- My thinking parallels that of Vladimir Jabotinsky, as expressed in his 1923 essay, "The Iron Wall." Published as "O Zheleznoi Stene" in Rassvyet, November 4, 1923, here is a snippet from the English translation published in the The Jewish Herald (South Africa), November 26, 1937, where Jabotinsky is discussing the Arabs:
"As long as there is a spark of hope that they can get rid of us, they will not sell these hopes, not for any kind of sweet words or tasty morsels, because they are not a rabble but a nation, perhaps somewhat tattered, but still living. A living people makes such enormous concessions on such fateful questions only when there is no hope left. Only when not a single breach is visible in the iron wall, only then do extreme groups lose their sway, and influence transfers to moderate groups. Only then would these moderate groups come to us with proposals for mutual concessions. And only then will moderates offer suggestions for compromise on practical questions like a guarantee against expulsion, or equality and national autonomy."

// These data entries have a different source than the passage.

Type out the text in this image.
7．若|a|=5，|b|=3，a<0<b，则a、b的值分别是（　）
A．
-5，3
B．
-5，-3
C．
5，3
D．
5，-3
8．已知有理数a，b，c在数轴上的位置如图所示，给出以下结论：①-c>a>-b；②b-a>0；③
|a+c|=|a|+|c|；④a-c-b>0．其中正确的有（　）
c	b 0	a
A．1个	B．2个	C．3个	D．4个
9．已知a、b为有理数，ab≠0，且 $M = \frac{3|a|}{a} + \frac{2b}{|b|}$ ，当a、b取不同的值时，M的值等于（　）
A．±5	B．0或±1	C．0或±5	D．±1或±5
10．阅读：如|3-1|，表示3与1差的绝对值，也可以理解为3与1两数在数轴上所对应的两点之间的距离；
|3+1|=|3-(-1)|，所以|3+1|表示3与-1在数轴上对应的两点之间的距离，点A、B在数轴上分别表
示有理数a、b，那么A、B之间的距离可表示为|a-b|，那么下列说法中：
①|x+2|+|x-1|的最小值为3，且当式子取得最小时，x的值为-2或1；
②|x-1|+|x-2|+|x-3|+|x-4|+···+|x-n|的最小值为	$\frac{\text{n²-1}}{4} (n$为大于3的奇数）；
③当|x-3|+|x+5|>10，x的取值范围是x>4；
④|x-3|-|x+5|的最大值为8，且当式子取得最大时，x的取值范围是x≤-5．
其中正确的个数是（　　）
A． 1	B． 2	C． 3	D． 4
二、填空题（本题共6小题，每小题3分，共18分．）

- One common critique of my position is that the Palestinians show too much resolve to be defeated, that they are too resolved. To which I reply that I experienced in 1975 the only defeat in U.S. history, when American troops retreated from South Vietnam. They did so not because the U.S. economy had tanked, the last bullet had been spent, or because of battlefield defeats – quite the contrary, military analysts agree that the U.S. side was winning the war on the ground – but because the body politic's will had been sapped. If the North Vietnamese and their allies could defeat the United States, why not Israel the Palestinians?
- Another way of making ths same point: If the Germans and Japanese could be defeated in World War II, why not the Palestinians?

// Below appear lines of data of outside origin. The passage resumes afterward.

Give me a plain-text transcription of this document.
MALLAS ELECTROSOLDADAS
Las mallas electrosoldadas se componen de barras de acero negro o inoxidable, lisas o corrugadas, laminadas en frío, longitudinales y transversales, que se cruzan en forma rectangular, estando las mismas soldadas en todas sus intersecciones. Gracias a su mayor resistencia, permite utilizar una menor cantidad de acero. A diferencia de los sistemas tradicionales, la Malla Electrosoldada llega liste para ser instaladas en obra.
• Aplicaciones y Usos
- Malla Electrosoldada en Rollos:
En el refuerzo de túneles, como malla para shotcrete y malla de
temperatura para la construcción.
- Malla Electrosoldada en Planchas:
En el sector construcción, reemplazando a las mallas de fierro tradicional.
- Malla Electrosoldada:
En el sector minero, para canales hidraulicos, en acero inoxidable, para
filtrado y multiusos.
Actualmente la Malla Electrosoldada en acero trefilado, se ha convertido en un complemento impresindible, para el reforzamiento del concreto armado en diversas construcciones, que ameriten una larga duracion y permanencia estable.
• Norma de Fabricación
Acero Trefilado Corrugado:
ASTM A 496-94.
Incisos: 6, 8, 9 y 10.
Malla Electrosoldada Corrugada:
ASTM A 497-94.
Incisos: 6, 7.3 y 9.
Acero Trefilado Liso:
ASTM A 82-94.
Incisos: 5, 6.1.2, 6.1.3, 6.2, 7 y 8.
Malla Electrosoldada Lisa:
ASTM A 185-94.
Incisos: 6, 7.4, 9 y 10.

- Under Ariel Sharon's leadership, Israel was making real progress in its war. I documented the increasing Palestinian despair in a series of articles, in December 2001, February 2002, August 2002, January 2003, and April 2004, then capped this with a weblog entry in May-September 2004. Only when the seriousness of Sharon's about-turn fully sunk in late 2004 did the Palestinian mood revive and did Israel stop winning.
(April 4, 2006)
- Winston Churchill had this to say on the topic of victory in his "Blood, Sweat and Tears" speech of May 1940, addressing the British people on first taking office as prime minister: "You ask: what is our aim? I can answer in one word: Victory - victory - at all costs, victory, in spite of all terror, victory, however long and hard the road may be; for without victory, there is no survival." For a comparison between Churchill and Ariel Sharon in January 2002, unfavorable to the latter, see an analysis by Paul Eidelberg. (April 7, 2006)
Apr. 12, 2010 update: Max Singer, a senior research associate at the Begin-Sadat Center for Strategic Studies (BESA) does an elegant job of explaining to what the U.S. and other Western governments can do to help in an analysis titled "Prospects for Peace with the Palestinians." From the executive summary:
It is useful to think of the Palestinians as engaged in an internal debate between those who favor keeping the goal of eliminating Israel and those who favor giving up that goal to gain peace and prosperity. Peace can be achieved only when the second group is dominant. The debate depends on two issues. Is there any realistic hope that Israel can really be defeated? Would it be honorable to make peace with Israel? The international movement to delegitimize Israel provides Palestinians the hope of eventually destroying Israel, and Palestinian leadership denial of the existence of a Jewish People with an ancient connection to the Land of Israel contradicts the basis of an honorable peace with Israel. If peace is to have a chance, Western leaders need to disabuse the Palestinians of both fallacies.